IBH Seminar | Exploring wild barley alleles to improve stress tolerance in elite barley
Автор: James Hutton Institute
Загружено: 2025-10-07
Просмотров: 39
Due to its high adaptation ability, barley is globally cultivated across a broad range of contrasting environments. Currently, the yield capacity of crop plants is increasingly under challenge from the rising occurrence of climate change-associated biotic and abiotic stresses. In order to unravel stress response mechanisms and to develop resilience strategies, barley as a diploid genetic model benefits from the availability of genomic and genetic tools, including high-quality pan-genome and pan-transcriptome assemblies, large SNP arrays, gene editing, genomic prediction, and speed breeding.
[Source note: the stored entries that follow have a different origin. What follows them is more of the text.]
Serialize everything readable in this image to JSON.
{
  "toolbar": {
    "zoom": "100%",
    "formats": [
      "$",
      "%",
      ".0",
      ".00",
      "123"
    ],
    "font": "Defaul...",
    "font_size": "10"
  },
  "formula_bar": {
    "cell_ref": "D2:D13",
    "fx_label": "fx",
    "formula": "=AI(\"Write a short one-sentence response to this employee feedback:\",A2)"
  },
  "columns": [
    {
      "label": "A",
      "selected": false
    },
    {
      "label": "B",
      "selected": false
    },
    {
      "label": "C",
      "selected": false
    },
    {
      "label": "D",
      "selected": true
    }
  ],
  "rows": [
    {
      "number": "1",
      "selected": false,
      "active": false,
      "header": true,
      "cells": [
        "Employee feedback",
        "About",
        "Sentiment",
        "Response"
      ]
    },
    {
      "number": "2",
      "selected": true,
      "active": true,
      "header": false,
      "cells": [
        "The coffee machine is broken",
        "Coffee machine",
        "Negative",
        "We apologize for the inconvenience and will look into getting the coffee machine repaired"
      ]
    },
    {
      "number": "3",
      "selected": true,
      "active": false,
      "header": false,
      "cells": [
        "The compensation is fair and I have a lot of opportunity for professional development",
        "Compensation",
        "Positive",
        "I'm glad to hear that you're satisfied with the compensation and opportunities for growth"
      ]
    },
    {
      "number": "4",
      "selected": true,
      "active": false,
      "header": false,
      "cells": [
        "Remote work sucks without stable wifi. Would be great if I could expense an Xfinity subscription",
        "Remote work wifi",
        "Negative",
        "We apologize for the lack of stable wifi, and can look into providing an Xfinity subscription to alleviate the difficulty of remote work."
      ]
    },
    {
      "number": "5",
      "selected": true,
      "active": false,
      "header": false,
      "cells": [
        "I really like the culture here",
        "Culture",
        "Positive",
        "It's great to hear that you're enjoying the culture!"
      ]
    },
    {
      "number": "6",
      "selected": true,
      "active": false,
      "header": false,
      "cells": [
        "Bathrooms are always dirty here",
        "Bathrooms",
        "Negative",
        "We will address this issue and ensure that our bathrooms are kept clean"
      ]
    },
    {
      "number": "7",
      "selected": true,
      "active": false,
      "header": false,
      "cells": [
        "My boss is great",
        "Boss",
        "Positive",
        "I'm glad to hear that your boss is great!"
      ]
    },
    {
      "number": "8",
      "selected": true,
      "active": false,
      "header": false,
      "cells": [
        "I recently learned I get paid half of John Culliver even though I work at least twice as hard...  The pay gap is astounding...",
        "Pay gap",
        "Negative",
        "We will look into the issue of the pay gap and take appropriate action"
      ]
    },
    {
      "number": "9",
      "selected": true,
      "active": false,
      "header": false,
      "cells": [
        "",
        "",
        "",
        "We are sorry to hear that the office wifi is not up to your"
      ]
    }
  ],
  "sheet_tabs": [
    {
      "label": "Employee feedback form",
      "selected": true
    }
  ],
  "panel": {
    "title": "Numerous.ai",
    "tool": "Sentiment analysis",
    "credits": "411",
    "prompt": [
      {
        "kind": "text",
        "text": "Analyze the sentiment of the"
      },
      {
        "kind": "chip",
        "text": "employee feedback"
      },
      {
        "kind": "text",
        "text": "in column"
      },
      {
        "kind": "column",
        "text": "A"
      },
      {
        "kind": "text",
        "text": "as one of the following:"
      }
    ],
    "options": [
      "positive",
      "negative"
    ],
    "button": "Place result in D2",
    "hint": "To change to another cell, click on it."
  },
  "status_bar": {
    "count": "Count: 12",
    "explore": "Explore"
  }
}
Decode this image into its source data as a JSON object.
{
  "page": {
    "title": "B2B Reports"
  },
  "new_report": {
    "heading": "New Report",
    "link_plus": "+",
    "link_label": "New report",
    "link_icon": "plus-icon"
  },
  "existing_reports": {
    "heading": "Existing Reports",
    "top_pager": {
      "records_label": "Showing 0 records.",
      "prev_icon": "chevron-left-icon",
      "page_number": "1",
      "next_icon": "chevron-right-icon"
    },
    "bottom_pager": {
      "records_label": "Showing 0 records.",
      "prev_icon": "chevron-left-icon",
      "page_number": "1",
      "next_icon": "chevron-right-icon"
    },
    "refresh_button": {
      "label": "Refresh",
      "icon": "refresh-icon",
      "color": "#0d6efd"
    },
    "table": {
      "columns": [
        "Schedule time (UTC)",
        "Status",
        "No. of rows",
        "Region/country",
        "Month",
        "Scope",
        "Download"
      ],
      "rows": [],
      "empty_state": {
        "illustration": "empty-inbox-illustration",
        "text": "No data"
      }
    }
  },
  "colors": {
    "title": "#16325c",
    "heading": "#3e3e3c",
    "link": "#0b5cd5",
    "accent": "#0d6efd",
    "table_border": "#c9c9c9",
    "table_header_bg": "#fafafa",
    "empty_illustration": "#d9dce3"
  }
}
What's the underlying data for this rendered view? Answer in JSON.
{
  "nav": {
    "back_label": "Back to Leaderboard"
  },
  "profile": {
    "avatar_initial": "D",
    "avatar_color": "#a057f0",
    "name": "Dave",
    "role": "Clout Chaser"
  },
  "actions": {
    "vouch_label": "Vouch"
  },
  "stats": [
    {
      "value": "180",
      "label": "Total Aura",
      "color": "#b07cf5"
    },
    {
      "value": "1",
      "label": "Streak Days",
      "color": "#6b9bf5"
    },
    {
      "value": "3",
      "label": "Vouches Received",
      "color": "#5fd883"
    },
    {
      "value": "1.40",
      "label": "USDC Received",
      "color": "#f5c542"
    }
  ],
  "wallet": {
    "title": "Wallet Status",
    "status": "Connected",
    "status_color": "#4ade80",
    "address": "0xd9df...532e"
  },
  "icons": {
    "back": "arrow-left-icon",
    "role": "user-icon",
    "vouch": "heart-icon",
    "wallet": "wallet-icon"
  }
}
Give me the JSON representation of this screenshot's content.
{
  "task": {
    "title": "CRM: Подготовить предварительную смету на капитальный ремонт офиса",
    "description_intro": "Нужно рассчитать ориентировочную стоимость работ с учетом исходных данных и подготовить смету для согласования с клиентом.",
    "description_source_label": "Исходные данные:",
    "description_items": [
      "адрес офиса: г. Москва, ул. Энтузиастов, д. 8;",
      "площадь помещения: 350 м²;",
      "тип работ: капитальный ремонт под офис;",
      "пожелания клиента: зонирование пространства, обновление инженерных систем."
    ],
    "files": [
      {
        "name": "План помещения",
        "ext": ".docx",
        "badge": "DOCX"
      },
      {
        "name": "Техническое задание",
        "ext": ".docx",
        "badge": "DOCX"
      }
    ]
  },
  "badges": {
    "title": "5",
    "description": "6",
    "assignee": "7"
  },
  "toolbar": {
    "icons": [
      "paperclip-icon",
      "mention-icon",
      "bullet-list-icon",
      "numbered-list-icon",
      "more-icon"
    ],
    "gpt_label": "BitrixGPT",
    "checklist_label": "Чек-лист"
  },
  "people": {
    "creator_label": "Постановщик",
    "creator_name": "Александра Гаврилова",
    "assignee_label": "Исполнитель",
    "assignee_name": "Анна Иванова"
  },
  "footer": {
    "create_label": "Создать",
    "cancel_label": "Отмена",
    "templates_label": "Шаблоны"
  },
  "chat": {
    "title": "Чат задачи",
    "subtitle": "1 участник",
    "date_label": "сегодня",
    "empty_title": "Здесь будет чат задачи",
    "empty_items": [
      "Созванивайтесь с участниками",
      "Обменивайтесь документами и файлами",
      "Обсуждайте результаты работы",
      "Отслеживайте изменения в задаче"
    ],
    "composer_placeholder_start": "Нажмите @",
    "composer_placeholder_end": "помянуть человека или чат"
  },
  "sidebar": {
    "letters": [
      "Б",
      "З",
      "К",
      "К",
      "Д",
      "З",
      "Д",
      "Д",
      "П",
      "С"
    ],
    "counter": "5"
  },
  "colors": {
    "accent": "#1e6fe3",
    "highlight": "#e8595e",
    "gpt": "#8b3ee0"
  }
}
In order to improve the resilience of barley elite cultivars against biotic and abiotic stresses, genes of related wild species can be introgressed into cultivars. For this, the nested association mapping population Halle Exotic Barley (HEB-25) was developed in the Pillen lab from crosses of 25 wild barley species with the spring barley cultivar Barke. Since 2015, the population was characterized genetically by SNP genotyping and genome sequencing and phenotypically by measuring plant performance in multi-location field trials under varying stresses and controlled greenhouse experiments. Afterwards, the data sets were combined in genome-wide-association-studies to identify quantitative trait loci (QTL) and candidate genes, which are responsible for improving plant performance under stress. With modern genome and transcriptome data at hand, the effects of wild barley QTL and candidate genes can be characterized to explain stress resilience on a molecular level and to use this information for selection in modern omics-based plant breeding programs.
Speaker biography -
Professor Klaus Pillen studied Agricultural Sciences (1982-1988) at University of Bonn. Subsequently, he moved to Ludwig-Maximilians-University Munich (1989-1992) where he earned a PhD in Plant Biology. Thereafter, he received a fellowship of the Human Frontier Science Organization (HFSO) to spent 3 years (1993-1995) at Cornell University, USA, working on tomato genetics. Afterwards, he acted as a researcher and teacher in Molecular Plant Breeding at University of Bonn (1996-2006). From 2006 to 2008, Pillen headed the Independent Research Group on Barley Genetics at the Max-Planck-Institute for Plant Breeding Research (MPI-PB), Cologne. Since 2008, he is the Full Professor of Plant Breeding at Martin-Luther-University Halle. Since 2024, he also acts as the current president of the German Plant Breeding Society.
Pillen's major research interest are molecular breeding, genomics and quantitative genetics of barley and wheat. In addition, he uses artificial intelligence (AI) to combine genomic data, spectral data and climate data in order to model and predict plant growth and plant performance utilized in plant breeding.